Jan Huitema, eurodéputé néerlandais Renew (libéraux), en charge du texte. © Frédéric Marvaux, European Union 2023 - Source : EP
Tous dénoncent une nouvelle réglementation manquant de réalisme compte tenu du prix élevé à l’achat d’un véhicule entièrement électrique. Aujourd’hui, une citadine électrique neuve coûte en moyenne 10 000 euros de plus qu’un véhicule similaire à moteur thermique. Un coût qui empêche de facto une majorité de citoyens d’accéder à une mobilité plus propre, à l’heure où la voiture représente plus de la moitié des déplacements en France. "Pour être cohérent, il faut que les pouvoirs publics poussent les constructeurs à fabriquer des modèles plus petits et légers, donc moins chers à l’achat", explique Pierre Leflaive, du collectif d’ONG Réseau Action Climat.

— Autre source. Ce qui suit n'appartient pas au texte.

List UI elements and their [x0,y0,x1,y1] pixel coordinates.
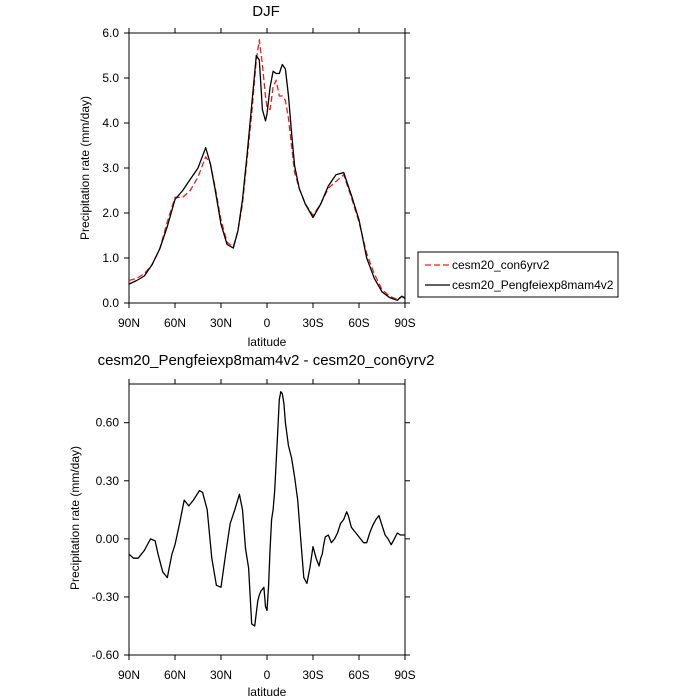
bottom-y-tick-label: 0.60 [96,416,120,430]
bottom-x-tick-label: 60S [348,668,369,682]
legend: cesm20_con6yrv2 cesm20_Pengfeiexp8mam4v2 [417,251,619,298]
bottom-x-tick-label: 0 [264,668,271,682]
bottom-plot-frame [128,383,406,656]
top-plot-frame [128,32,406,304]
legend-label-cesm20-con6yrv2: cesm20_con6yrv2 [452,258,550,272]
top-y-tick-label: 2.0 [102,206,119,220]
top-x-tick-label: 30N [210,316,232,330]
bottom-x-axis-label: latitude [248,685,287,699]
top-x-tick-label: 60N [164,316,186,330]
top-x-tick-label: 30S [302,316,323,330]
bottom-y-tick-label: 0.00 [96,532,120,546]
bottom-x-tick-label: 60N [164,668,186,682]
top-series-line-cesm20_Pengfeiexp8mam4v2 [128,54,406,301]
top-y-tick-label: 6.0 [102,26,119,40]
bottom-x-tick-label: 90N [118,668,140,682]
top-y-tick-label: 4.0 [102,116,119,130]
top-y-tick-label: 5.0 [102,71,119,85]
top-x-tick-label: 60S [348,316,369,330]
bottom-x-tick-label: 30S [302,668,323,682]
top-x-tick-label: 0 [264,316,271,330]
top-x-tick-label: 90S [394,316,415,330]
top-x-tick-label: 90N [118,316,140,330]
top-y-tick-label: 1.0 [102,251,119,265]
bottom-axis-ticks: 90N 60N 30N 0 30S 60S 90S -0.60 -0.30 0.00 0.30 0.6… [92,379,416,682]
top-series-line-cesm20_con6yrv2 [128,39,406,301]
legend-frame [417,251,619,298]
top-y-tick-label: 3.0 [102,161,119,175]
bottom-series-lines [128,391,405,627]
top-axis-ticks: 90N 60N 30N 0 30S 60S 90S 0.0 1.0 2.0 3.0 4.0 5.0 6.0 [102,26,415,330]
bottom-x-tick-label: 90S [394,668,415,682]
bottom-y-tick-label: 0.30 [96,474,120,488]
legend-label-cesm20-pengfeiexp8mam4v2: cesm20_Pengfeiexp8mam4v2 [452,278,614,292]
top-chart-title: DJF [252,3,280,20]
bottom-chart-panel: cesm20_Pengfeiexp8mam4v2 - cesm20_con6yr… [68,352,434,699]
bottom-y-tick-label: -0.30 [92,590,120,604]
bottom-series-line-series-0 [128,391,405,627]
top-y-tick-label: 0.0 [102,296,119,310]
top-x-axis-label: latitude [248,335,287,349]
top-series-lines [128,39,406,301]
bottom-y-axis-label: Precipitation rate (mm/day) [68,446,82,590]
top-y-axis-label: Precipitation rate (mm/day) [78,96,92,240]
top-chart-panel: DJF 90N 60N 30N 0 30S 60S 90S 0.0 1.0 2.0 3.0 4.0 5.… [78,3,416,349]
bottom-x-tick-label: 30N [210,668,232,682]
bottom-chart-title: cesm20_Pengfeiexp8mam4v2 - cesm20_con6yr… [98,352,435,369]
bottom-y-tick-label: -0.60 [92,648,120,662]
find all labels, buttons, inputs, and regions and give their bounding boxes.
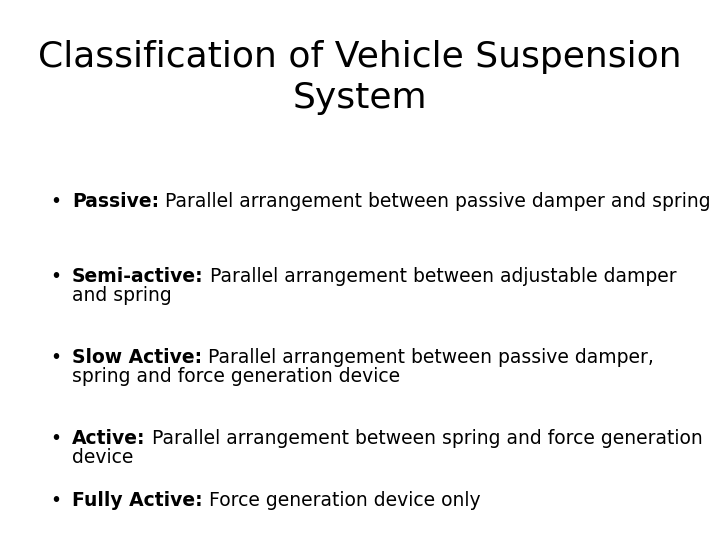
Text: •: • [50,267,61,286]
Text: Active:: Active: [72,429,145,448]
Text: spring and force generation device: spring and force generation device [72,367,400,386]
Text: device: device [72,448,133,467]
Text: •: • [50,429,61,448]
Text: Parallel arrangement between passive damper,: Parallel arrangement between passive dam… [202,348,654,367]
Text: Fully Active:: Fully Active: [72,491,202,510]
Text: Classification of Vehicle Suspension
System: Classification of Vehicle Suspension Sys… [38,40,682,115]
Text: and spring: and spring [72,286,172,305]
Text: Semi-active:: Semi-active: [72,267,204,286]
Text: Parallel arrangement between passive damper and spring: Parallel arrangement between passive dam… [159,192,711,211]
Text: Force generation device only: Force generation device only [202,491,480,510]
Text: •: • [50,348,61,367]
Text: Parallel arrangement between spring and force generation: Parallel arrangement between spring and … [145,429,702,448]
Text: Passive:: Passive: [72,192,159,211]
Text: •: • [50,491,61,510]
Text: •: • [50,192,61,211]
Text: Slow Active:: Slow Active: [72,348,202,367]
Text: Parallel arrangement between adjustable damper: Parallel arrangement between adjustable … [204,267,676,286]
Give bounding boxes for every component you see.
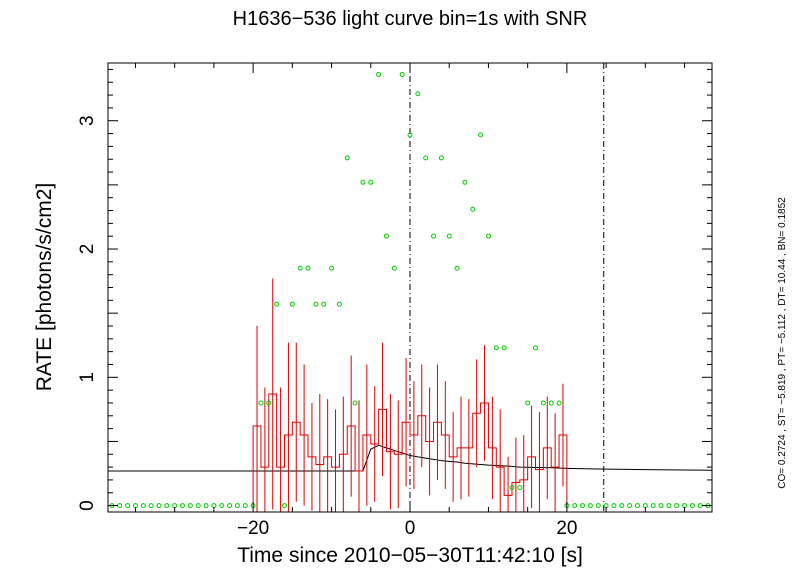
snr-point: [368, 179, 374, 185]
y-tick-label: 0: [77, 500, 98, 511]
snr-point: [462, 179, 468, 185]
snr-point: [501, 345, 507, 351]
snr-point: [407, 132, 413, 138]
snr-point: [117, 503, 123, 509]
fit-parameters-text: CO= 0.2724 , ST= −5.819 , PT= −5.112 , D…: [777, 197, 788, 489]
snr-point: [336, 301, 342, 307]
x-tick-label: −20: [237, 518, 269, 539]
snr-point: [172, 503, 178, 509]
snr-point: [148, 503, 154, 509]
snr-point: [289, 301, 295, 307]
snr-point: [399, 72, 405, 78]
reference-lines: [409, 63, 605, 512]
snr-point: [595, 503, 601, 509]
snr-point: [352, 400, 358, 406]
snr-point: [603, 503, 609, 509]
snr-point: [525, 400, 531, 406]
snr-point: [274, 301, 280, 307]
snr-point: [156, 503, 162, 509]
rate-histogram: [252, 393, 568, 506]
snr-point: [509, 485, 515, 491]
snr-point: [572, 503, 578, 509]
snr-point: [446, 233, 452, 239]
y-tick-label: 3: [77, 115, 98, 126]
snr-point: [423, 155, 429, 161]
snr-point: [313, 301, 319, 307]
snr-point: [234, 503, 240, 509]
snr-point: [674, 503, 680, 509]
snr-point: [666, 503, 672, 509]
snr-point: [478, 132, 484, 138]
snr-point: [132, 503, 138, 509]
snr-point: [485, 233, 491, 239]
snr-point: [383, 233, 389, 239]
snr-point: [627, 503, 633, 509]
snr-point: [619, 503, 625, 509]
snr-point: [580, 503, 586, 509]
snr-point: [587, 503, 593, 509]
snr-point: [360, 179, 366, 185]
snr-point: [140, 503, 146, 509]
plot-axes: −20 0 20 0 1 2 3: [77, 62, 713, 539]
snr-point: [548, 400, 554, 406]
snr-point: [344, 155, 350, 161]
snr-point: [493, 345, 499, 351]
snr-point: [438, 155, 444, 161]
snr-point: [258, 400, 264, 406]
snr-point: [329, 265, 335, 271]
chart-title: H1636−536 light curve bin=1s with SNR: [233, 8, 588, 30]
snr-point: [180, 503, 186, 509]
y-axis-label: RATE [photons/s/cm2]: [33, 183, 56, 392]
snr-point: [203, 503, 209, 509]
snr-point: [125, 503, 131, 509]
snr-point: [195, 503, 201, 509]
snr-point: [697, 503, 703, 509]
y-tick-label: 2: [77, 244, 98, 255]
snr-point: [517, 485, 523, 491]
snr-point: [642, 503, 648, 509]
snr-point: [391, 265, 397, 271]
snr-point: [689, 503, 695, 509]
snr-point: [415, 91, 421, 97]
snr-series: [109, 72, 711, 509]
snr-point: [321, 301, 327, 307]
snr-point: [431, 233, 437, 239]
snr-point: [533, 345, 539, 351]
x-axis-label: Time since 2010−05−30T11:42:10 [s]: [237, 544, 583, 567]
snr-point: [682, 503, 688, 509]
snr-point: [470, 206, 476, 212]
snr-point: [164, 503, 170, 509]
snr-point: [611, 503, 617, 509]
snr-point: [454, 265, 460, 271]
snr-point: [556, 400, 562, 406]
snr-point: [266, 400, 272, 406]
snr-point: [540, 400, 546, 406]
snr-point: [376, 72, 382, 78]
y-tick-label: 1: [77, 372, 98, 383]
snr-point: [658, 503, 664, 509]
snr-point: [187, 503, 193, 509]
x-tick-label: 20: [556, 518, 577, 539]
snr-point: [297, 265, 303, 271]
snr-point: [634, 503, 640, 509]
rate-series: [252, 278, 568, 512]
x-tick-label: 0: [405, 518, 416, 539]
snr-point: [650, 503, 656, 509]
snr-point: [227, 503, 233, 509]
snr-point: [219, 503, 225, 509]
snr-point: [281, 503, 287, 509]
snr-point: [211, 503, 217, 509]
snr-point: [305, 265, 311, 271]
snr-point: [242, 503, 248, 509]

"L’Europe a pris beaucoup de retard"
Reste maintenant la question cruciale des batteries qui alimentent les voitures électriques. Aujourd’hui, plus de la moitié d’entre elles sont fabriquées en dehors de l’Union européenne. "L’Europe a pris beaucoup de retard, même si les usines de batteries électriques commencent à voir le jour, notamment dans le nord de la France", reconnaît Karima Delli. Des projets de giga-factories sont actuellement en cours dans douze pays européens.
"Relocaliser la production de batteries en Europe permettrait de réduire leur empreinte carbone de 40 %", approuve de son côté Pierre Leflaive. Mais pour les développer, Karima Delli souligne que la main-d’œuvre experte n’est pas encore au rendez-vous. "Notre objectif est de valoriser les emplois dans la filière et de promouvoir de nouvelles formations pour les rendre attractifs."